Suite aux révélations du syndicat chrétien CNE sur une suspicion de faillite frauduleuse des filiales belge, luxembourgeoise et suisse du groupe Camaïeu, relayées par La Libre, les représentants français, belge et luxembourgeois du personnel se mobilisent. Dans un tract publié mardi, ils évoquent la possibilité d'actions syndicales dans les trois pays si leurs demandes ne sont pas rencontrées.

L'intersyndicale s'en prend directement à Joannes Soënen, l'actionnaire majoritaire et CEO de Camaïeu, qui, dans un mail du 12 mars à son département Finances, demandait à ce que l'argent des comptes des filiales remonte vers le compte bancaire général. Joannes Soënen réfute ces accusations. L'homme est aussi candidat repreneur d'une partie des magasins Camaïeu France, qui est en faillite. "Nous n'avons plus aucune confiance en Joannes Soënen", écrivent les syndicalistes. "Notre profonde conviction est qu'il a souhaité le redressement judiciaire de l'entreprise en France pour récupérer sa propre entreprise à moindre coût et en purgeant sa dette. Nous sommes convaincus que, dès le mois de mars, tout était organisé. [...] L'objectif est simple : passer par une faillite et non par un plan social négocié dans les pays concernés, un joli tour de passe à moindre coût pour Monsieur Soënen. L'impact direct pour les travailleurs est qu'ils ne recevront pas l'entièreté de leur indemnité."

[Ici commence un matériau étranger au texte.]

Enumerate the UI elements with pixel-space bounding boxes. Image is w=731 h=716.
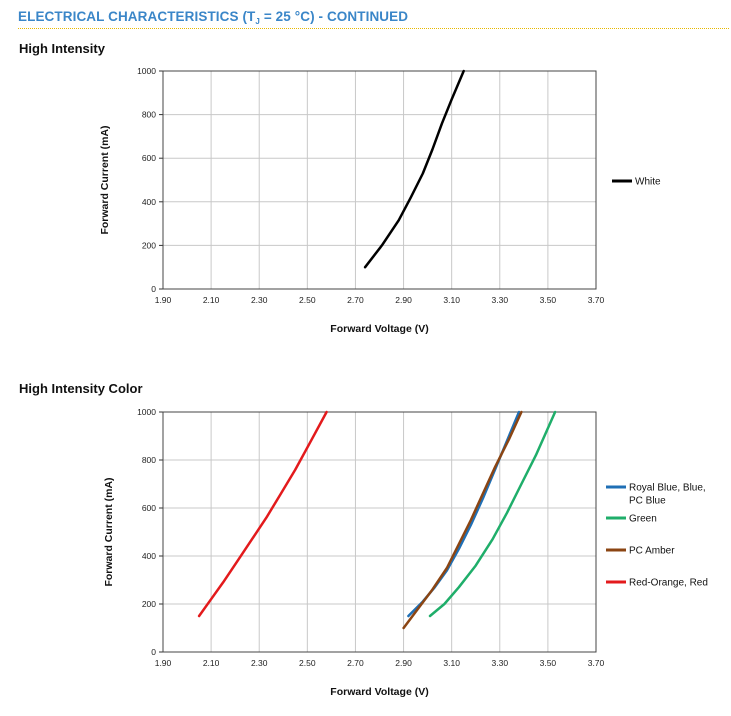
chart-1-x-tick-label: 3.70 — [588, 295, 605, 305]
chart-2-x-tick-label: 2.50 — [299, 658, 316, 668]
chart-2-plot-frame — [162, 411, 597, 653]
chart-2-title: High Intensity Color — [19, 381, 143, 396]
chart-2-y-tick-label: 200 — [142, 599, 156, 609]
chart-2-series-line-red-orange-red — [197, 410, 328, 618]
chart-1-series-line-white — [363, 69, 465, 269]
chart-1-y-tick-label: 800 — [142, 110, 156, 120]
chart-2-x-tick-label: 3.70 — [588, 658, 605, 668]
chart-1-y-tick-label: 600 — [142, 153, 156, 163]
chart-2-legend-label: Royal Blue, Blue, — [629, 483, 706, 494]
header-divider — [18, 28, 729, 29]
chart-2-x-tick-label: 1.90 — [155, 658, 172, 668]
chart-1-x-tick-label: 2.10 — [203, 295, 220, 305]
chart-1-x-tick-label: 2.30 — [251, 295, 268, 305]
chart-2-x-axis-label: Forward Voltage (V) — [330, 686, 428, 698]
chart-2-series-line-green — [428, 410, 557, 618]
chart-2-x-tick-label: 3.50 — [540, 658, 557, 668]
chart-2-y-axis-label: Forward Current (mA) — [103, 477, 115, 586]
chart-2-y-tick-label: 600 — [142, 503, 156, 513]
header-title-suffix: = 25 °C) - CONTINUED — [259, 9, 409, 24]
chart-2-y-tick-label: 0 — [151, 647, 156, 657]
chart-1-y-tick-label: 400 — [142, 197, 156, 207]
chart-2-series-line-pc-amber — [402, 410, 523, 630]
page-header: ELECTRICAL CHARACTERISTICS (TJ = 25 °C) … — [18, 9, 408, 26]
chart-1-x-tick-label: 2.50 — [299, 295, 316, 305]
chart-2-y-tick-label: 800 — [142, 455, 156, 465]
chart-2-y-tick-label: 1000 — [137, 407, 156, 417]
chart-2-x-tick-label: 3.30 — [492, 658, 509, 668]
chart-1-x-tick-label: 3.10 — [443, 295, 460, 305]
chart-2-y-tick-label: 400 — [142, 551, 156, 561]
chart-2-x-tick-label: 2.70 — [347, 658, 364, 668]
chart-1-x-axis-label: Forward Voltage (V) — [330, 323, 428, 335]
chart-2-x-tick-label: 2.30 — [251, 658, 268, 668]
chart-1-title: High Intensity — [19, 41, 105, 56]
chart-1-x-tick-label: 1.90 — [155, 295, 172, 305]
header-title-sub: J — [255, 17, 260, 26]
chart-2-legend-label: PC Amber — [629, 546, 675, 557]
chart-1-y-tick-label: 1000 — [137, 66, 156, 76]
chart-1-plot-frame — [162, 70, 597, 290]
chart-2-legend-label: PC Blue — [629, 496, 666, 507]
chart-1-x-tick-label: 2.90 — [395, 295, 412, 305]
chart-1-legend-label: White — [635, 177, 661, 188]
chart-2-series-line-royal-blue-blue-pc-blue — [407, 410, 521, 618]
chart-1-y-tick-label: 200 — [142, 240, 156, 250]
chart-2-legend-label: Green — [629, 514, 657, 525]
chart-1-x-tick-label: 2.70 — [347, 295, 364, 305]
header-title-prefix: ELECTRICAL CHARACTERISTICS (T — [18, 9, 256, 24]
chart-1-x-tick-label: 3.30 — [492, 295, 509, 305]
chart-1-y-axis-label: Forward Current (mA) — [99, 125, 111, 234]
chart-2-x-tick-label: 3.10 — [443, 658, 460, 668]
chart-2-legend-label: Red-Orange, Red — [629, 578, 708, 589]
chart-1-x-tick-label: 3.50 — [540, 295, 557, 305]
chart-2-x-tick-label: 2.10 — [203, 658, 220, 668]
chart-2-x-tick-label: 2.90 — [395, 658, 412, 668]
chart-1-y-tick-label: 0 — [151, 284, 156, 294]
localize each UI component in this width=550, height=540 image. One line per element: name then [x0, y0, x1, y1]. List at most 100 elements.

Le front commun demande à ce que "la justice des trois pays ouvre des enquêtes sur cette 'faillite' organisée" et que "les pouvoirs publics se mobilisent pour sauver un maximum d'emplois". Les syndicats veulent aussi que le comité de direction de Camaïeu et sa hiérarchie actuels "ne soient pas les futurs repreneurs de l'entreprise" et que soit mis en place "un vrai plan de restructuration négocié avec les syndicats".

Si ces demandes ne sont pas rencontrées, "nous mènerons des action syndicales dans tous les pays représentés", avertit l'intersyndicale.